[Devel] Re: [patch 2/6] [Network namespace] Network device sharing by view

Mon Jun 26 13:02:25 PDT 2006

On Mon, Jun 26, 2006 at 01:35:15PM -0600, Eric W. Biederman wrote:
> Herbert Poetzl <herbert at 13thfloor.at> writes:
> 
> > On Mon, Jun 26, 2006 at 10:40:59AM -0600, Eric W. Biederman wrote:
> >> Daniel Lezcano <dlezcano at fr.ibm.com> writes:
> >> 
> >> >> Then you lose the ability for each namespace to have its own
> >> >> routing entries. Which implies that you'll have difficulties with
> >> >> devices that should exist and be visible in one namespace only
> >> >> (like tunnels), as they require IP addresses and route.
> >> >
> >> > I mean instead of having the route tables private to the namespace, the
> > routes
> >> > have the information to which namespace they are associated.
> >> 
> >> Is this an implementation difference or is this a user visible
> >> difference?
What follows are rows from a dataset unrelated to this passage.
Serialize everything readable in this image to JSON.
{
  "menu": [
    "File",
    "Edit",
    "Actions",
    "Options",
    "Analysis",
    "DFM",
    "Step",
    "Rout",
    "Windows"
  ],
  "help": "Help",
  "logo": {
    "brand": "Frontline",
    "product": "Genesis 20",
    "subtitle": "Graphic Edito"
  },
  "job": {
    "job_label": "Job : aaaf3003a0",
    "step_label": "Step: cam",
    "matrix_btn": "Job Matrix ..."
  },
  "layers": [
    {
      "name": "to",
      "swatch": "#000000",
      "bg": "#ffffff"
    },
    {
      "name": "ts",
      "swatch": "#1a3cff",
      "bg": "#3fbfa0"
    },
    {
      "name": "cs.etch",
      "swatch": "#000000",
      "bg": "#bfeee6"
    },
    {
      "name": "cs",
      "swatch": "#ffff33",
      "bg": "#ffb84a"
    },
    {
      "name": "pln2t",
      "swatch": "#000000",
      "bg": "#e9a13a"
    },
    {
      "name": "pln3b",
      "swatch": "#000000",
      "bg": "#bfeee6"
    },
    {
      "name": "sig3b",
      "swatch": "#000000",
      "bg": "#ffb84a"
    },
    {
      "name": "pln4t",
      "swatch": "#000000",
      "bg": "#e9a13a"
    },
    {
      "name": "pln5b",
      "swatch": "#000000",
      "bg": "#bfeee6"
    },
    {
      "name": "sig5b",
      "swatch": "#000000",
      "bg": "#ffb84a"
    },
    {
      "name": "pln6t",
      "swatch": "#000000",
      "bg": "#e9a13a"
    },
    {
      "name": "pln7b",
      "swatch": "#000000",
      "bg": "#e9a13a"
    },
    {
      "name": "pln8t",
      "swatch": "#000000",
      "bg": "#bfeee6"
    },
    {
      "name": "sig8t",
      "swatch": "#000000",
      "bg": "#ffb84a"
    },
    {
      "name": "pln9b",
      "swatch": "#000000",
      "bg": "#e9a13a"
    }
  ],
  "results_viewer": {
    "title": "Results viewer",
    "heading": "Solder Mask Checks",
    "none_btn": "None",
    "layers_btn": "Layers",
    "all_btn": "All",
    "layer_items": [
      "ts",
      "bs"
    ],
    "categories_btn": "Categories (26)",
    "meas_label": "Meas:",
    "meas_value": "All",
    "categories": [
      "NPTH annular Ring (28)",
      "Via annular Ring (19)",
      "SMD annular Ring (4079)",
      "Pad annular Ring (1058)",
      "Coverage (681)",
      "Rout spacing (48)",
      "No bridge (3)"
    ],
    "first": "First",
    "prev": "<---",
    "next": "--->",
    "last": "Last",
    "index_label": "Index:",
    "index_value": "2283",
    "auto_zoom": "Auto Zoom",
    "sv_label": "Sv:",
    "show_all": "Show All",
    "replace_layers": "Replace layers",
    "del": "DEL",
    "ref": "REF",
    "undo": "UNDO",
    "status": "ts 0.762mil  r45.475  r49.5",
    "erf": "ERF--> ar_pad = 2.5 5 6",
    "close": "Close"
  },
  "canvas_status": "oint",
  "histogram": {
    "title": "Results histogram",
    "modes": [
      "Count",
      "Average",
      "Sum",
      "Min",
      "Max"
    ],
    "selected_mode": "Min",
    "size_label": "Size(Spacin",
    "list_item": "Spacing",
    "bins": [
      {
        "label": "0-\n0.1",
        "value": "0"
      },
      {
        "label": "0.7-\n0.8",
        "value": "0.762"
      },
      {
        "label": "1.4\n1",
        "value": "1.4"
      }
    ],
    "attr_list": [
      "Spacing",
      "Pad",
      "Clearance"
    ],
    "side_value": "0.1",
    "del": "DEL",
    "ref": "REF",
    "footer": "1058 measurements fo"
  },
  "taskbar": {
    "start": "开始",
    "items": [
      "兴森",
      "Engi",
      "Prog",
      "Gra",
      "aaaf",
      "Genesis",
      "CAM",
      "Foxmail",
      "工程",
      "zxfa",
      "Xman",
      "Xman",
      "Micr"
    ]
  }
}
As an implementation difference this is sensible, as it is
> >> pretty insane to allocate hash tables at run time.
> >>
> >> As a user visible difference that affects semantics of the operations
> >> this is not something we want to do.
> >
> > well, I guess there are even more options here, for
> > example I'd like to propose the following idea, which
> > might be a viable solution for the policy/isolation
> > problem, with the actual overhead on the setup part
> > not the hot pathes for packet and connection handling
> >
> > we could use the multiple routing tables to provide
> > a single routing table for each guest, which could
> > be used inside the guest to add arbitrary routes, but
> > would allow to keep the 'main' policy on the host, by
> > selecting the proper table based on IPs and guest tags
> >
> > similar we could allow to have a separate iptables
> > chain for each guest (or several chains), which are
> > once again directed by the host system (applying the
> > required prolicy) which can be managed and configured
> > via normal iptable interfaces (both on the guest and
> > host) but actually provide at least to layers
> 
> I have real concerns about the complexity of the route you
> have described.
> 
> > note: this does not work for hierarchical network
> > contexts, but I do not see that the yet proposed
> > implementations would do, so I do not think that
> > is of concern here ...
> 
> Well we are hierarchical in the sense that a parent
> can have a different network namespace then a child.
> So recursive containers work fine.  So this is like
> the uts namespace or the ipc namespace rather than
> like the pid namespace.

yes, but you will not be able to apply policy on
the parent, restricting the child networking in a
proper way without jumping through hoops ...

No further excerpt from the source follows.